Na manhã seguinte, acordo e apenas uma palavra vem à mente: divergência. Todas as minhas lembranças parecem estar distantes, pois o poder que esta palavra tem me devasta. Um sentimento ruim, mas ainda curioso.

Sonhei que a iniciação estava chegando ao fim e que todos a minha volta pareciam ocupados demais. Neste mesmo sonho, visualizei George Wu e eu no abismo. Desta vez, eu estava sendo empurrado, e no momento em que a escuridão preencheu o local, despertei do sonho. Olho ao meu redor e percebo que todos já estão arrumados. Dou um pulo da cama, visto as roupas e sigo o aglomerado de pessoas.

Somos conduzidos à sala de treinamento, que agora está repleta de alvos e, ao lado da porta, uma mesa metálica repleta de facas. No centro do salão, vejo Kira e Amah. Os dreads do instrutor estão amarrados e seu corpo está suado, como se ele estivesse ali há várias horas. Ignoro-o quando ouço Kira falar.

– Hoje é o penúltimo dia do primeiro estágio, como devem ter reparado. A fim de alternar as atividades do primeiro estágio, vocês não irão lutar hoje. Irão aprender a mirar. Peguem três facas e façam uma fila. Amah irá os ensinar como manuseá-las.

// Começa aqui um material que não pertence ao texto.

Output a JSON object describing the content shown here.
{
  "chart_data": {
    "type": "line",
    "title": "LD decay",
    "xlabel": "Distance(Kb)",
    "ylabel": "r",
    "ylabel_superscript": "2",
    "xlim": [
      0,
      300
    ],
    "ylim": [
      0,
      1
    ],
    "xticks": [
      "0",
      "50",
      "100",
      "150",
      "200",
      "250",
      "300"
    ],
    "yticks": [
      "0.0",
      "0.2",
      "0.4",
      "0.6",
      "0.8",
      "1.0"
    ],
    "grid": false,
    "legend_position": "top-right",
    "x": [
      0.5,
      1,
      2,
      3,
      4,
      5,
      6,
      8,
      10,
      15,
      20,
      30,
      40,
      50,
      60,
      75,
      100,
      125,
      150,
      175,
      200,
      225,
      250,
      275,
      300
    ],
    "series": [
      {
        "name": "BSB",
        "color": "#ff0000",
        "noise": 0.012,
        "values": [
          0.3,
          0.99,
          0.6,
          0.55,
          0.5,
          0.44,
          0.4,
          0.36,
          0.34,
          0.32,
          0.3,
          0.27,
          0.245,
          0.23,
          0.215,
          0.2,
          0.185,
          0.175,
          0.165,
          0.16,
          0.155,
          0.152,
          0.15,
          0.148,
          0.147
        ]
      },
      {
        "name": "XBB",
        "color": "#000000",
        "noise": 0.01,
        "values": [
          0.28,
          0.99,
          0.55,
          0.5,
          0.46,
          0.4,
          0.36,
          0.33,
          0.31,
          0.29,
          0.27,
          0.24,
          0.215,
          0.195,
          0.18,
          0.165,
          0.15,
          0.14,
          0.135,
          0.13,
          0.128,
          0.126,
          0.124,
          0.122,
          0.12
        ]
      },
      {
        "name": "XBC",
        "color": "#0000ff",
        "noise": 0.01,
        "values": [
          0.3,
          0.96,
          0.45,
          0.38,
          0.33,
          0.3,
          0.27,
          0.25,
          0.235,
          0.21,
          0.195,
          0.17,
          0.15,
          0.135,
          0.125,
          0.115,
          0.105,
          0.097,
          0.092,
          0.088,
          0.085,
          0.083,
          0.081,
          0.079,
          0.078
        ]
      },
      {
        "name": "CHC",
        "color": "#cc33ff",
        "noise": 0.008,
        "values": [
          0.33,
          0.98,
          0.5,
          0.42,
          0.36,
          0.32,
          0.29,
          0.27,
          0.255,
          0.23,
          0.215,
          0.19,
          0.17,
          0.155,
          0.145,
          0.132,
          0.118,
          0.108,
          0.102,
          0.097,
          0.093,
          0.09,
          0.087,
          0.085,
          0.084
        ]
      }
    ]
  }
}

Obedecemos a ordem de Kira. Enquanto caminhamos em direção às facas, Eric lança-me um sorriso. Só então percebo que há um piercing perfurando sua gengiva superior. Desvio o olhar e concentro-me nas facas e nos movimentos de Amah. Ele está sério e sua respiração aparenta estar sob controle. Apesar da perfeição dos arremessos, o instrutor é lento. Percebo que o quesito necessário para acertar o alvo é a calma. Movimentos impulsivos, embora rápidos, são perigosos e geralmente ineficazes.

– Agora que já tiveram uma amostra grátis do que devem fazer, comecem.

Nos separamos e cada iniciando se posiciona à frente de cada alvo. Ao meu lado, se encontram Eric e Joseph. Dou de ombros e foco apenas no objeto em mãos e no alvo.

Tento reproduzir os mesmos movimentos de Amah. Respiro fundo e miro no centro do alvo. Levo o meu braço para trás, a fim de ganhar impulso e arremesso.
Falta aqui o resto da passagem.